Sugg Rebecca M, Malkoff Marc D, Noser Elizabeth A, Shaltoni Hashem M, Weir Raymond, Cacayorin Edwin D, Grotta James C
Department of Neurology, University of Texas-Houston Medical School, Houston, TX 77030, USA.
AJNR Am J Neuroradiol. 2005 Nov-Dec;26(10):2591-4.
Endovascular therapy (ET) of internal carotid artery (ICA) stenosis is equivalent to carotid endarterectomy for stroke prevention; however, patients with ICA occlusion and acute symptoms are traditionally not candidates for ET. We report our experience in endovascular recanalization of acute stroke patients with ICA occlusion.
We reviewed our registry for acute stroke patients treated with ET who had (1) ICA occlusion by digital subtraction angiography (thrombolysis in myocardial ischemia=0) with location of type II (above ophthalmic artery involving M1 or A1 but not both) or type III (proximal to the ophthalmic artery but distal to the bifurcation); (2) acute stroke symptoms from the index lesion presenting 3 hours after onset of symptoms; (3) minimal ischemic changes on brain CT scan (less than one third of the MCA territory); (4) attempted ET. Neuroradiologists reviewed angiograms for thrombolysis in cerebral infarction. A blinded vascular neurologist reviewed post-procedural brain imaging for Alberta Stroke Program Early CT (ASPECT) scoring. Outcome scales were assessed.

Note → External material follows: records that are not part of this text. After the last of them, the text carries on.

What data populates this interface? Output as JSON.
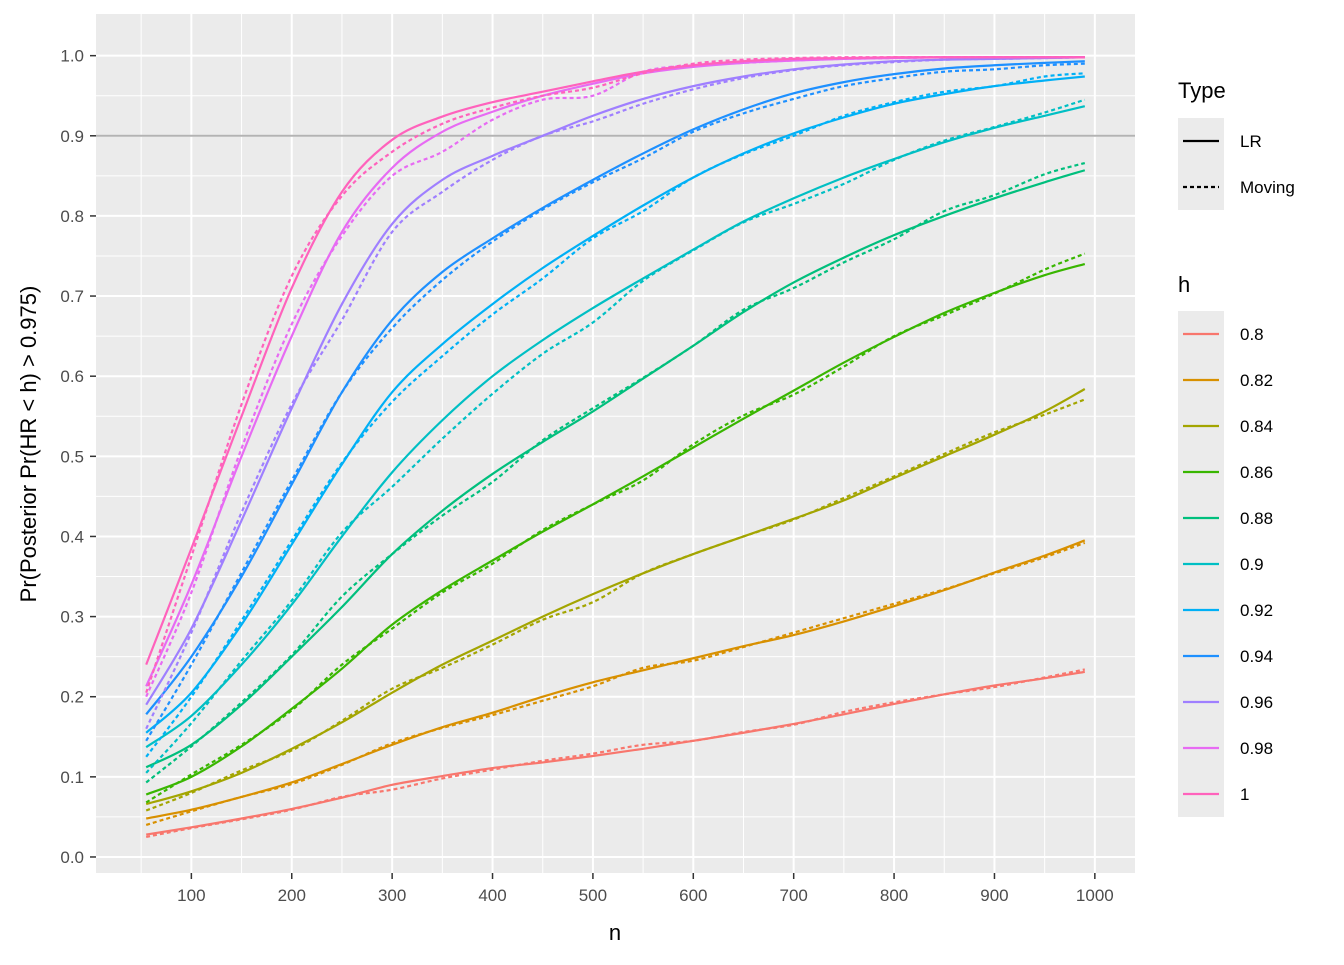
{
  "chart_data": {
    "type": "line",
    "xlabel": "n",
    "ylabel": "Pr(Posterior Pr(HR < h) > 0.975)",
    "xlim": [
      5,
      1040
    ],
    "ylim": [
      -0.02,
      1.052
    ],
    "x_ticks": [
      100,
      200,
      300,
      400,
      500,
      600,
      700,
      800,
      900,
      1000
    ],
    "x_tick_labels": [
      "100",
      "200",
      "300",
      "400",
      "500",
      "600",
      "700",
      "800",
      "900",
      "1000"
    ],
    "y_ticks": [
      0.0,
      0.1,
      0.2,
      0.3,
      0.4,
      0.5,
      0.6,
      0.7,
      0.8,
      0.9,
      1.0
    ],
    "y_tick_labels": [
      "0.0",
      "0.1",
      "0.2",
      "0.3",
      "0.4",
      "0.5",
      "0.6",
      "0.7",
      "0.8",
      "0.9",
      "1.0"
    ],
    "reference_line_y": 0.9,
    "reference_line_color": "#b3b3b3",
    "panel_background": "#ebebeb",
    "grid": true,
    "legend_position": "right",
    "legend_type": {
      "title": "Type",
      "entries": [
        {
          "label": "LR",
          "linetype": "solid"
        },
        {
          "label": "Moving",
          "linetype": "dotted"
        }
      ]
    },
    "legend_h": {
      "title": "h",
      "entries": [
        {
          "label": "0.8",
          "color": "#F8766D"
        },
        {
          "label": "0.82",
          "color": "#D89000"
        },
        {
          "label": "0.84",
          "color": "#A3A500"
        },
        {
          "label": "0.86",
          "color": "#39B600"
        },
        {
          "label": "0.88",
          "color": "#00BF7D"
        },
        {
          "label": "0.9",
          "color": "#00BFC4"
        },
        {
          "label": "0.92",
          "color": "#00B0F6"
        },
        {
          "label": "0.94",
          "color": "#1E90FF"
        },
        {
          "label": "0.96",
          "color": "#9F7FFF"
        },
        {
          "label": "0.98",
          "color": "#E76BF3"
        },
        {
          "label": "1",
          "color": "#FF62BC"
        }
      ]
    },
    "x": [
      55,
      100,
      150,
      200,
      250,
      300,
      350,
      400,
      450,
      500,
      550,
      600,
      650,
      700,
      750,
      800,
      850,
      900,
      950,
      990
    ],
    "series": [
      {
        "h": "0.8",
        "type": "LR",
        "color": "#F8766D",
        "values": [
          0.028,
          0.037,
          0.048,
          0.06,
          0.074,
          0.09,
          0.101,
          0.111,
          0.118,
          0.126,
          0.135,
          0.145,
          0.155,
          0.166,
          0.178,
          0.191,
          0.203,
          0.214,
          0.223,
          0.231
        ]
      },
      {
        "h": "0.8",
        "type": "Moving",
        "color": "#F8766D",
        "values": [
          0.025,
          0.036,
          0.047,
          0.059,
          0.075,
          0.084,
          0.098,
          0.109,
          0.12,
          0.129,
          0.14,
          0.145,
          0.156,
          0.165,
          0.181,
          0.193,
          0.203,
          0.212,
          0.224,
          0.234
        ]
      },
      {
        "h": "0.82",
        "type": "LR",
        "color": "#D89000",
        "values": [
          0.048,
          0.059,
          0.075,
          0.093,
          0.116,
          0.14,
          0.162,
          0.18,
          0.2,
          0.218,
          0.233,
          0.248,
          0.263,
          0.277,
          0.294,
          0.313,
          0.333,
          0.355,
          0.376,
          0.395
        ]
      },
      {
        "h": "0.82",
        "type": "Moving",
        "color": "#D89000",
        "values": [
          0.04,
          0.057,
          0.075,
          0.091,
          0.115,
          0.142,
          0.161,
          0.177,
          0.195,
          0.213,
          0.236,
          0.245,
          0.262,
          0.28,
          0.298,
          0.316,
          0.334,
          0.354,
          0.374,
          0.392
        ]
      },
      {
        "h": "0.84",
        "type": "LR",
        "color": "#A3A500",
        "values": [
          0.066,
          0.082,
          0.105,
          0.135,
          0.168,
          0.205,
          0.24,
          0.27,
          0.3,
          0.328,
          0.354,
          0.378,
          0.4,
          0.422,
          0.445,
          0.473,
          0.5,
          0.527,
          0.556,
          0.584
        ]
      },
      {
        "h": "0.84",
        "type": "Moving",
        "color": "#A3A500",
        "values": [
          0.058,
          0.08,
          0.108,
          0.133,
          0.17,
          0.21,
          0.236,
          0.265,
          0.296,
          0.318,
          0.354,
          0.378,
          0.4,
          0.421,
          0.448,
          0.475,
          0.503,
          0.53,
          0.552,
          0.571
        ]
      },
      {
        "h": "0.86",
        "type": "LR",
        "color": "#39B600",
        "values": [
          0.078,
          0.1,
          0.138,
          0.185,
          0.235,
          0.29,
          0.333,
          0.37,
          0.406,
          0.44,
          0.475,
          0.511,
          0.547,
          0.582,
          0.617,
          0.649,
          0.679,
          0.704,
          0.726,
          0.74
        ]
      },
      {
        "h": "0.86",
        "type": "Moving",
        "color": "#39B600",
        "values": [
          0.068,
          0.103,
          0.14,
          0.183,
          0.24,
          0.285,
          0.33,
          0.366,
          0.408,
          0.44,
          0.47,
          0.515,
          0.551,
          0.577,
          0.612,
          0.65,
          0.676,
          0.703,
          0.733,
          0.753
        ]
      },
      {
        "h": "0.88",
        "type": "LR",
        "color": "#00BF7D",
        "values": [
          0.112,
          0.14,
          0.19,
          0.25,
          0.312,
          0.378,
          0.432,
          0.478,
          0.518,
          0.556,
          0.597,
          0.638,
          0.68,
          0.717,
          0.748,
          0.776,
          0.8,
          0.822,
          0.842,
          0.857
        ]
      },
      {
        "h": "0.88",
        "type": "Moving",
        "color": "#00BF7D",
        "values": [
          0.093,
          0.138,
          0.193,
          0.252,
          0.325,
          0.378,
          0.426,
          0.468,
          0.52,
          0.56,
          0.598,
          0.638,
          0.683,
          0.71,
          0.742,
          0.771,
          0.806,
          0.826,
          0.852,
          0.866
        ]
      },
      {
        "h": "0.9",
        "type": "LR",
        "color": "#00BFC4",
        "values": [
          0.137,
          0.176,
          0.24,
          0.315,
          0.4,
          0.48,
          0.545,
          0.6,
          0.645,
          0.685,
          0.722,
          0.758,
          0.793,
          0.822,
          0.848,
          0.871,
          0.892,
          0.91,
          0.925,
          0.937
        ]
      },
      {
        "h": "0.9",
        "type": "Moving",
        "color": "#00BFC4",
        "values": [
          0.105,
          0.167,
          0.245,
          0.32,
          0.405,
          0.462,
          0.522,
          0.578,
          0.628,
          0.667,
          0.719,
          0.757,
          0.792,
          0.815,
          0.84,
          0.87,
          0.894,
          0.911,
          0.929,
          0.945
        ]
      },
      {
        "h": "0.92",
        "type": "LR",
        "color": "#00B0F6",
        "values": [
          0.155,
          0.205,
          0.29,
          0.39,
          0.49,
          0.58,
          0.64,
          0.69,
          0.735,
          0.775,
          0.813,
          0.848,
          0.878,
          0.903,
          0.923,
          0.94,
          0.952,
          0.962,
          0.969,
          0.974
        ]
      },
      {
        "h": "0.92",
        "type": "Moving",
        "color": "#00B0F6",
        "values": [
          0.125,
          0.2,
          0.295,
          0.395,
          0.492,
          0.568,
          0.625,
          0.677,
          0.722,
          0.772,
          0.806,
          0.848,
          0.877,
          0.9,
          0.925,
          0.942,
          0.955,
          0.962,
          0.974,
          0.978
        ]
      },
      {
        "h": "0.94",
        "type": "LR",
        "color": "#1E90FF",
        "values": [
          0.178,
          0.25,
          0.35,
          0.465,
          0.58,
          0.67,
          0.73,
          0.772,
          0.81,
          0.845,
          0.878,
          0.908,
          0.933,
          0.953,
          0.967,
          0.977,
          0.984,
          0.988,
          0.991,
          0.993
        ]
      },
      {
        "h": "0.94",
        "type": "Moving",
        "color": "#1E90FF",
        "values": [
          0.145,
          0.24,
          0.355,
          0.47,
          0.58,
          0.66,
          0.72,
          0.768,
          0.808,
          0.842,
          0.872,
          0.905,
          0.928,
          0.946,
          0.962,
          0.972,
          0.98,
          0.983,
          0.988,
          0.99
        ]
      },
      {
        "h": "0.96",
        "type": "LR",
        "color": "#9F7FFF",
        "values": [
          0.19,
          0.285,
          0.42,
          0.56,
          0.69,
          0.79,
          0.845,
          0.875,
          0.9,
          0.925,
          0.946,
          0.962,
          0.974,
          0.983,
          0.989,
          0.993,
          0.995,
          0.996,
          0.997,
          0.998
        ]
      },
      {
        "h": "0.96",
        "type": "Moving",
        "color": "#9F7FFF",
        "values": [
          0.16,
          0.28,
          0.43,
          0.565,
          0.67,
          0.78,
          0.83,
          0.87,
          0.9,
          0.918,
          0.94,
          0.958,
          0.972,
          0.982,
          0.988,
          0.992,
          0.995,
          0.996,
          0.997,
          0.998
        ]
      },
      {
        "h": "0.98",
        "type": "LR",
        "color": "#E76BF3",
        "values": [
          0.213,
          0.34,
          0.5,
          0.65,
          0.78,
          0.86,
          0.905,
          0.93,
          0.95,
          0.965,
          0.978,
          0.986,
          0.991,
          0.994,
          0.996,
          0.997,
          0.998,
          0.998,
          0.998,
          0.998
        ]
      },
      {
        "h": "0.98",
        "type": "Moving",
        "color": "#E76BF3",
        "values": [
          0.2,
          0.33,
          0.51,
          0.665,
          0.775,
          0.85,
          0.88,
          0.92,
          0.945,
          0.95,
          0.98,
          0.988,
          0.991,
          0.994,
          0.996,
          0.997,
          0.998,
          0.998,
          0.998,
          0.998
        ]
      },
      {
        "h": "1",
        "type": "LR",
        "color": "#FF62BC",
        "values": [
          0.24,
          0.385,
          0.55,
          0.71,
          0.83,
          0.895,
          0.924,
          0.942,
          0.955,
          0.968,
          0.98,
          0.988,
          0.993,
          0.996,
          0.997,
          0.998,
          0.998,
          0.998,
          0.998,
          0.998
        ]
      },
      {
        "h": "1",
        "type": "Moving",
        "color": "#FF62BC",
        "values": [
          0.205,
          0.375,
          0.565,
          0.725,
          0.825,
          0.88,
          0.915,
          0.935,
          0.95,
          0.96,
          0.978,
          0.99,
          0.995,
          0.997,
          0.998,
          0.998,
          0.998,
          0.998,
          0.998,
          0.998
        ]
      }
    ]
  }
}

We identified 14 patients, 10 of whom were men (mean age, 58 +/- 14 years; median age, 54 years; age range, 40-74 years). There were 8 left ICA occlusions, 3 type II; and 6 right ICA occlusions, one type II. Median baseline National Institutes of Health Stroke Scale score was 17 (range, 11-25; mean, 18 +/- 4.9). Mean time to ET was 389 +/- 103 minutes (median, 306 minutes; range, 197-1290 minutes). Immediate recanalization occurred in 64%. Decrease in expected stroke volume by brain imaging occurred in 50% with mean ASPECT score of 4 +/- 2.9 (median, 3; range, 0-8; 21% > or = 8). Two hemorrhages occurred, one symptomatic; 3 patients died. Good outcome was achieved in 64% of cases.
Endovascular therapy of carotid occlusion in hyperacute stroke patients is feasible and may help to reduce stroke volume and increase good outcome in some patients.
颈内动脉(ICA)狭窄的血管内治疗(ET)在预防卒中方面等同于颈动脉内膜切除术;然而,传统上,患有ICA闭塞且有急性症状的患者并非ET的候选对象。我们报告了我们对患有ICA闭塞的急性卒中患者进行血管内再通治疗的经验。
我们回顾了接受ET治疗的急性卒中患者的登记资料,这些患者具备以下条件:(1)经数字减影血管造影显示为ICA闭塞(心肌缺血溶栓评分=0),闭塞部位为II型(眼动脉上方,累及M1或A1,但非两者同时累及)或III型(眼动脉近端但分叉远端);(2)首发病变导致的急性卒中症状在症状发作后3小时内出现;(3)脑部CT扫描显示缺血性改变轻微(小于大脑中动脉供血区的三分之一);(4)尝试进行ET治疗。神经放射科医生对脑梗死溶栓血管造影进行评估。一位不知情的血管神经科医生对术后脑部影像进行阿尔伯塔卒中项目早期CT(ASPECT)评分评估。对预后量表进行评估。
我们确定了14例患者,其中10例为男性(平均年龄58±14岁;中位年龄54岁;年龄范围40 - 74岁)。有8例左侧ICA闭塞,其中3例为II型;6例右侧ICA闭塞,1例为II型。美国国立卫生研究院卒中量表基线评分中位数为17(范围11 - 25;平均18±4.9)。ET的平均时间为389±103分钟(中位时间306分钟;范围197 - 1290分钟)。即刻再通率为64%。脑部影像显示预期卒中体积减小的发生率为50%,平均ASPECT评分为4±2.9(中位值3;范围0 - 8;21%≥8)。发生了2例出血,1例有症状;3例患者死亡。64%的病例取得了良好预后。
超急性卒中患者的颈动脉闭塞血管内治疗是可行的,并且可能有助于减少某些患者的卒中体积并提高良好预后率。